Your rights depend on who owns and manages your accommodation - this will either be your university or college, or a private company. In either case, you will be sent a contract or agreement explaining your rights and responsibilities before you move in. Take time to read this thoroughly before you sign it - and if there is anything that seems unclear or unfair, get advice.

If your university runs the accommodation

When you live in Halls you’re usually a “licensee” rather than a “tenant”.  This means you don’t have as many rights as a tenant.  You will usually have to sign an agreement which explains what your rights and your responsibilities are.

Make sure you read and understand your agreement.  Get advice on any terms you’re not sure about .  Once you sign it, you will have to live by the terms in the contract.

If the accommodation is run privately

To find out more about your rights, whoever runs your accommodation, see private rent and tenancies.

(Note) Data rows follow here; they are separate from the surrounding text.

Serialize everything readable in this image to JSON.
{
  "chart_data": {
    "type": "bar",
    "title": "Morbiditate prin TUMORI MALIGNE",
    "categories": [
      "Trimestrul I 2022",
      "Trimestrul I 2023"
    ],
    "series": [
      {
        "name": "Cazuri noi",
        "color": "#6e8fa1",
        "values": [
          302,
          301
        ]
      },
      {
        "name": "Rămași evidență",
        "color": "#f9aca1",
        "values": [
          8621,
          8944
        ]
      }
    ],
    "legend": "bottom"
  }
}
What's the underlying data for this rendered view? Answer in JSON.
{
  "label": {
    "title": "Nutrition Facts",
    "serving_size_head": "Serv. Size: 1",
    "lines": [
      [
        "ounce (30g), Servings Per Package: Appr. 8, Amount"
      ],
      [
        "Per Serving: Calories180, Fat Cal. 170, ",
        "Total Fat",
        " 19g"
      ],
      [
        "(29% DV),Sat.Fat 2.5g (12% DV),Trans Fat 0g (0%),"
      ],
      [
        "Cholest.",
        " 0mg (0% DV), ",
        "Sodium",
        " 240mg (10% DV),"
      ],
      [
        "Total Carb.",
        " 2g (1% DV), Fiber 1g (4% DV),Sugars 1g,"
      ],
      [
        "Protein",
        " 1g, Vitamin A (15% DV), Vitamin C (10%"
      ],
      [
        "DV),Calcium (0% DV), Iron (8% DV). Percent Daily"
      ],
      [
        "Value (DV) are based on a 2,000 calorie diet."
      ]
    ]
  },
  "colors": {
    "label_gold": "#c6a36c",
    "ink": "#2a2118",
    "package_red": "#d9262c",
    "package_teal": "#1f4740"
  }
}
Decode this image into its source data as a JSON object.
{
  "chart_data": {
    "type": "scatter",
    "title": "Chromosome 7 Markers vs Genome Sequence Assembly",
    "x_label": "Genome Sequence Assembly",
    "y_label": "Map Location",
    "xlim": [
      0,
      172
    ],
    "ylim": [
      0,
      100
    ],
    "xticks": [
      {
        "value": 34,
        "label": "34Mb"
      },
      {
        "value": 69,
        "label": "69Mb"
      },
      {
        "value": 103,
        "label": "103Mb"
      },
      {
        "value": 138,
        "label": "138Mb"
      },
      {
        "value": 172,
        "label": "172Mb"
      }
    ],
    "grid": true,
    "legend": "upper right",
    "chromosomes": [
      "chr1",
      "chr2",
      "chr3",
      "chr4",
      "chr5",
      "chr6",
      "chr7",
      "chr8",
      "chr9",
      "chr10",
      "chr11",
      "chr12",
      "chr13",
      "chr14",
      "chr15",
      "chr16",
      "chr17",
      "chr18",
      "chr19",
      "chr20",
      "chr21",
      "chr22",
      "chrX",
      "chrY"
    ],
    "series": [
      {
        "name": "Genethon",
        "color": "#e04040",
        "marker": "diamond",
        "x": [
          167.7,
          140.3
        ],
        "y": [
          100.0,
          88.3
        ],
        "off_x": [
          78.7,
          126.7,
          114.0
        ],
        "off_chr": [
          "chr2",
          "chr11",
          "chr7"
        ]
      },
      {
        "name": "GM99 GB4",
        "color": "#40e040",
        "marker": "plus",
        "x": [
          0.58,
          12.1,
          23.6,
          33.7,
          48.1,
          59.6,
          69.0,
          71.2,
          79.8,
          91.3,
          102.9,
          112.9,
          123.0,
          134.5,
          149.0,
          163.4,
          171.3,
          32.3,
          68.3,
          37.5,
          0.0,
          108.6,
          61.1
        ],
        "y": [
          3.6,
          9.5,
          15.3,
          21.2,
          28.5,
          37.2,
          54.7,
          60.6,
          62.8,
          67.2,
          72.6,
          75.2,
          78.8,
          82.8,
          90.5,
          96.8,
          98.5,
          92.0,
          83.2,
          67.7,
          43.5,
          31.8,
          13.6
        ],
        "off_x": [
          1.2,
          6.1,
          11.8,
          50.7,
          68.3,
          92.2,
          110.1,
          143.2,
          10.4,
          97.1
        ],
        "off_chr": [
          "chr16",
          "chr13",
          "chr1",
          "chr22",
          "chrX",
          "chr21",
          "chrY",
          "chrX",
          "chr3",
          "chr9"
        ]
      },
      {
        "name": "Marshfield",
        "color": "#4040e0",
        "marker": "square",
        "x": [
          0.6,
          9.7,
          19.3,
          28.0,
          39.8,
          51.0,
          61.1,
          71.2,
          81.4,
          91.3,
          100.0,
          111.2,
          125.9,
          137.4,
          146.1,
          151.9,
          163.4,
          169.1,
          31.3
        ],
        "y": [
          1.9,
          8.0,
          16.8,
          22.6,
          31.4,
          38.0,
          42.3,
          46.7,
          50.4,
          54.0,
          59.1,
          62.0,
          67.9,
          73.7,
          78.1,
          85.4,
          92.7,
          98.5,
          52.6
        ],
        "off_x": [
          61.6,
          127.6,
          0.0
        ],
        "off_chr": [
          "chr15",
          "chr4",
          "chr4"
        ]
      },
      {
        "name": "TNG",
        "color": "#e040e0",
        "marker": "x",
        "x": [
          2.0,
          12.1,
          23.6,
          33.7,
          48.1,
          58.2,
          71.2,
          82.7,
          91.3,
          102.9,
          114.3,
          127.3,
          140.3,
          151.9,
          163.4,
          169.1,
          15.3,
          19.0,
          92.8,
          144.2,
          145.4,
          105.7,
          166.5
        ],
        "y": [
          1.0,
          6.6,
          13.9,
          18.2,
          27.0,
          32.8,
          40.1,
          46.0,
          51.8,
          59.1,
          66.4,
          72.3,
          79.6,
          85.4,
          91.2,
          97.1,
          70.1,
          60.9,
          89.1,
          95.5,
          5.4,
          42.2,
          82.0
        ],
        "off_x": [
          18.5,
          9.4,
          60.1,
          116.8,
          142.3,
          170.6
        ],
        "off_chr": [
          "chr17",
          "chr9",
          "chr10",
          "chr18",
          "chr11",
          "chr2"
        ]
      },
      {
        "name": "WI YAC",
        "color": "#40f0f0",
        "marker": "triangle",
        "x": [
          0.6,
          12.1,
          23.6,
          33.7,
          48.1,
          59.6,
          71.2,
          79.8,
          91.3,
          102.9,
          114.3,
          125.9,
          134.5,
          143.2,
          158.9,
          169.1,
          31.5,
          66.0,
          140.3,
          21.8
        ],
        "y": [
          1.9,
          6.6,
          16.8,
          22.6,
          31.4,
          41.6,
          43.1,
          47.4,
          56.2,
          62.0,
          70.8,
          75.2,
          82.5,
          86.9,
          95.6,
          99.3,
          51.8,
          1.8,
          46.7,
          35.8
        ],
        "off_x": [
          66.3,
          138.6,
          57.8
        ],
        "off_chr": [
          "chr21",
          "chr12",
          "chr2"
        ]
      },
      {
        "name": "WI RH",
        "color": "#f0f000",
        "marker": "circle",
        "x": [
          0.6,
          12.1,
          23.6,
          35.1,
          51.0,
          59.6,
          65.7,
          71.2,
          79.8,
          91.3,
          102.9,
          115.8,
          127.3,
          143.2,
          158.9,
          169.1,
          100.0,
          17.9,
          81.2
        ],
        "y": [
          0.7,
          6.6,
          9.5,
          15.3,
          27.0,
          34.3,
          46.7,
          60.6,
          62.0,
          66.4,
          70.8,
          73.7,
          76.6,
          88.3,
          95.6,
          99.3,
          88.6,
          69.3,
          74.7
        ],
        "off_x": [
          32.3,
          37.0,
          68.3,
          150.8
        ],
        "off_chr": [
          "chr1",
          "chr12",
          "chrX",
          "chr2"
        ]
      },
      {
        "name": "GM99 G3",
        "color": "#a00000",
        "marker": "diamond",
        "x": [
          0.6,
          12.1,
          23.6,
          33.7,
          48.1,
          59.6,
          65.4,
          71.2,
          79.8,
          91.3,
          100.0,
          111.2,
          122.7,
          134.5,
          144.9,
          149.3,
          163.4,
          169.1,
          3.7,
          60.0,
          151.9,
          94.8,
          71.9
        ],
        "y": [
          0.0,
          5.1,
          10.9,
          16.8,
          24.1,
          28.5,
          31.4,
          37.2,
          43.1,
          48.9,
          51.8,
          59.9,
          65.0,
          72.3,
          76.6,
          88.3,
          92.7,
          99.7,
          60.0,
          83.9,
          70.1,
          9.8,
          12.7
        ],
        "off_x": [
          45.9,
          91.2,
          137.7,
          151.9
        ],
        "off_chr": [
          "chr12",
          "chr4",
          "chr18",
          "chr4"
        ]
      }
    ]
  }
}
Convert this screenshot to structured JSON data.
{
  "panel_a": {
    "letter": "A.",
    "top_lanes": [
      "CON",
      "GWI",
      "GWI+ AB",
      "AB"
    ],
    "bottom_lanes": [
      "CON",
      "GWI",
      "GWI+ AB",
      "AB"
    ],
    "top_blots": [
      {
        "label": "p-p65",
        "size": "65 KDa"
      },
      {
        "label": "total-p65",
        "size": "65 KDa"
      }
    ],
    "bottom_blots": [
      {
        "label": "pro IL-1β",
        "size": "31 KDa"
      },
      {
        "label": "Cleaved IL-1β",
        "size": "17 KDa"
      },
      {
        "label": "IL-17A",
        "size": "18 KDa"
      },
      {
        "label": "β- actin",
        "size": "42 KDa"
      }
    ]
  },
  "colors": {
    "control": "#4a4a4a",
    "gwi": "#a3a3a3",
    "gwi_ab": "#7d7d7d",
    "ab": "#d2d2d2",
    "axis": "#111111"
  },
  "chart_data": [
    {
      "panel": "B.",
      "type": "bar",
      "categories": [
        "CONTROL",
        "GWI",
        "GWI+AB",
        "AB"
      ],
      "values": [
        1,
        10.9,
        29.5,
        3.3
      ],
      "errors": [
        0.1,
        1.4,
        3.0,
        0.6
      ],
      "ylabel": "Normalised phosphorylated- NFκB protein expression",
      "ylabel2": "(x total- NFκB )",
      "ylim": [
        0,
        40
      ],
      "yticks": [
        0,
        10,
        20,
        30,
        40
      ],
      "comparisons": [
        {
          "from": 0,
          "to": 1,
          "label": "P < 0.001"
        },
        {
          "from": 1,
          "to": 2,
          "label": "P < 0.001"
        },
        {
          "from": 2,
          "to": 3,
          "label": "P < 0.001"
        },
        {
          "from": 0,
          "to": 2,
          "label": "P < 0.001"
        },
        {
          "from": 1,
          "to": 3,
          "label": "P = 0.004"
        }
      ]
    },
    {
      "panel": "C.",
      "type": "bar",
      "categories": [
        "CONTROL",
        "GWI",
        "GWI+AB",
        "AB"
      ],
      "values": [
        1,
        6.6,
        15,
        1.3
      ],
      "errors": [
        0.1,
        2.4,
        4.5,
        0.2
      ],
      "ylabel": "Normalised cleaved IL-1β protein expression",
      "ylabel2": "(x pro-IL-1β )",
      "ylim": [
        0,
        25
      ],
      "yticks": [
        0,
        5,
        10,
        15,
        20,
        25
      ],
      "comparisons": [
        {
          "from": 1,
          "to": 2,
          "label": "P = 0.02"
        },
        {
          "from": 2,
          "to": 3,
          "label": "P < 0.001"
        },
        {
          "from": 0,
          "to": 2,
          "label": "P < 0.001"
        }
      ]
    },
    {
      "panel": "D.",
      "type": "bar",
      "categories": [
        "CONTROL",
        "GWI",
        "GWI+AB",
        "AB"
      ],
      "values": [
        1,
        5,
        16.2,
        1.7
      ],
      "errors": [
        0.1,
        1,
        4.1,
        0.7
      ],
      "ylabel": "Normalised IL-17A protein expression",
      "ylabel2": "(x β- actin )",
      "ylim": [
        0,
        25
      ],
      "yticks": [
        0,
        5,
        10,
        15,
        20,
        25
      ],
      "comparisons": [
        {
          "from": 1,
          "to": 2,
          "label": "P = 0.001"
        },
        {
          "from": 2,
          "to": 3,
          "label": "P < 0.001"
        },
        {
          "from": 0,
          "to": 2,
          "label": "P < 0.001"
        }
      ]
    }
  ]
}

Codes of practice for university and college accommodation

There are currently three government-approved codes of practice for the management of student accommodation by universities, colleges and large commercial providers. The codes of practice require your accommodation to have certain standards of management and an adequate complaints procedure.

If your university or college runs the accommodation

If you are staying in accommodation managed and controlled by your university or college, check to see if it has signed up to one of the codes linked to below.

If you're unhappy with your hall of residence

If you’re not happy with your university accommodation, your first step should be to talk to your university’s accommodation office. If your university or college has signed up to one of the codes of practice, speak to whoever is responsible for enforcing that code.

You could also talk to your students’ union welfare officer. If you're still not happy with the outcome, you can use your university’s internal complaints procedure or the complaints procedure outlined in the code of practice.

Contact your local authority

Contact your local authority if you think your health and safety in your rented accommodation is at serious risk and that the managers of the accommodation (or those responsible for enforcing the code of practice) are not acting appropriately after you’ve informed them of the problem.